02/03/2026
Ogni settimana c'è un altro video di qualcuno che scivola giù da un Reformer o tenta qualcosa di così bizzarro da sembrare più un provino da circo che una sessione di pilates. Viene condiviso, commentato, deriso, dissezionato. E ogni singola volta che succede, l'algoritmo lo premia. Non importa se sei scioccato o critico. Semplicemente vede il fidanzamento e lo spinge oltre.
La scomoda verità è che quando condividiamo queste clip, anche per dire quanto siano terribili, diamo loro potere. Amplifichiamo la stessa cosa contro cui pretendiamo di essere. Ciò che sarebbe potuto rimanere in un piccolo angolo di internet arriva improvvisamente a migliaia di persone, e il pubblico inizia ad associare il Pilates all'instabilità, alle truffe e alle persone che cadono dalle attrezzature.
Questo riguarda tutti noi. Non riflette solo su un insegnante. Squarcia la credibilità del metodo e confonde i clienti che cercano di capire come sia la giusta formazione.
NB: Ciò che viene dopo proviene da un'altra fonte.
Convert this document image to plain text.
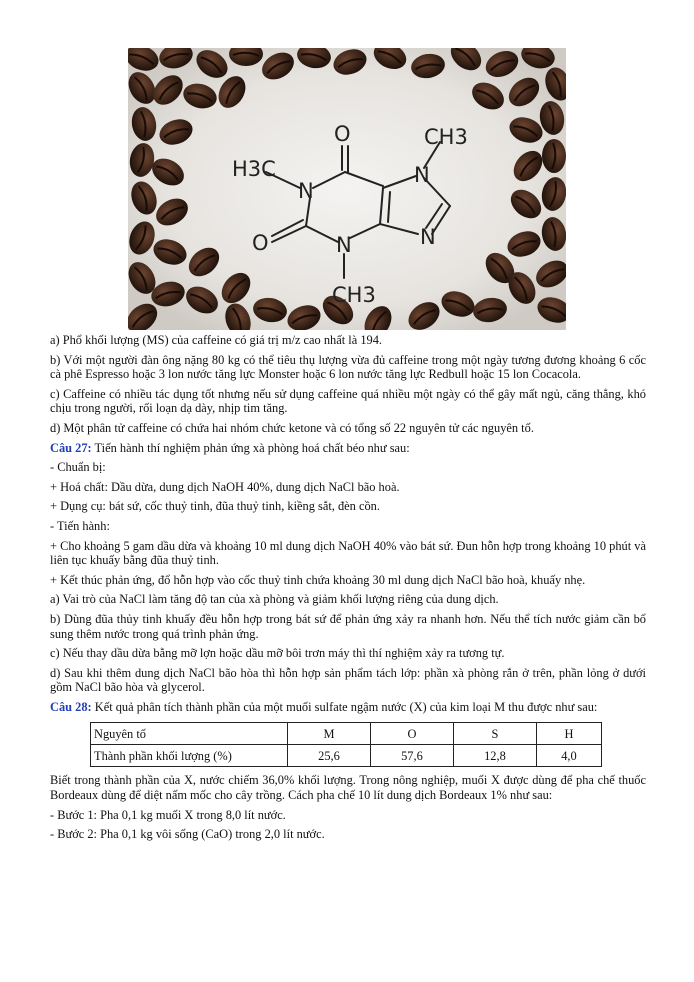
O	CH3
H3C
N
N
N
O	N
CH3

a) Phổ khối lượng (MS) của caffeine có giá trị m/z cao nhất là 194.

b) Với một người đàn ông nặng 80 kg có thể tiêu thụ lượng vừa đủ caffeine trong một ngày tương đương khoảng 6 cốc cà phê Espresso hoặc 3 lon nước tăng lực Monster hoặc 6 lon nước tăng lực Redbull hoặc 15 lon Cocacola.

c) Caffeine có nhiều tác dụng tốt nhưng nếu sử dụng caffeine quá nhiều một ngày có thể gây mất ngủ, căng thẳng, khó chịu trong người, rối loạn dạ dày, nhịp tim tăng.

d) Một phân tử caffeine có chứa hai nhóm chức ketone và có tổng số 22 nguyên tử các nguyên tố.

Câu 27: Tiến hành thí nghiệm phản ứng xà phòng hoá chất béo như sau:

- Chuẩn bị:

+ Hoá chất: Dầu dừa, dung dịch NaOH 40%, dung dịch NaCl bão hoà.

+ Dụng cụ: bát sứ, cốc thuỷ tinh, đũa thuỷ tinh, kiềng sắt, đèn cồn.

- Tiến hành:

+ Cho khoảng 5 gam dầu dừa và khoảng 10 ml dung dịch NaOH 40% vào bát sứ. Đun hỗn hợp trong khoảng 10 phút và liên tục khuấy bằng đũa thuỷ tinh.

+ Kết thúc phản ứng, đổ hỗn hợp vào cốc thuỷ tinh chứa khoảng 30 ml dung dịch NaCl bão hoà, khuấy nhẹ.

a) Vai trò của NaCl làm tăng độ tan của xà phòng và giảm khối lượng riêng của dung dịch.

b) Dùng đũa thủy tinh khuấy đều hỗn hợp trong bát sứ để phản ứng xảy ra nhanh hơn. Nếu thể tích nước giảm cần bổ sung thêm nước trong quá trình phản ứng.

c) Nếu thay dầu dừa bằng mỡ lợn hoặc dầu mỡ bôi trơn máy thì thí nghiệm xảy ra tương tự.

d) Sau khi thêm dung dịch NaCl bão hòa thì hỗn hợp sản phẩm tách lớp: phần xà phòng rắn ở trên, phần lỏng ở dưới gồm NaCl bão hòa và glycerol.

Câu 28: Kết quả phân tích thành phần của một muối sulfate ngậm nước (X) của kim loại M thu được như sau:

Nguyên tố	M	O	S	H
Thành phần khối lượng (%)	25,6	57,6	12,8	4,0

Biết trong thành phần của X, nước chiếm 36,0% khối lượng. Trong nông nghiệp, muối X được dùng để pha chế thuốc Bordeaux dùng để diệt nấm mốc cho cây trồng. Cách pha chế 10 lít dung dịch Bordeaux 1% như sau:

- Bước 1: Pha 0,1 kg muối X trong 8,0 lít nước.

- Bước 2: Pha 0,1 kg vôi sống (CaO) trong 2,0 lít nước.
Il pilates è costruito su controllo, progressione e movimento intelligente, non sul valore dello shock.
Se vedi qualcosa di avventato, la risposta più efficace è in realtà la più semplice. Non attaccare. Non ripubblicare. Smetti di seguire e vai avanti. Quando smettiamo di guardare, la portata scende.
Questa è l'unica leva che abbiamo davvero.
Se vogliamo tutelare la professione, dobbiamo smettere di alimentare i contenuti che la mina.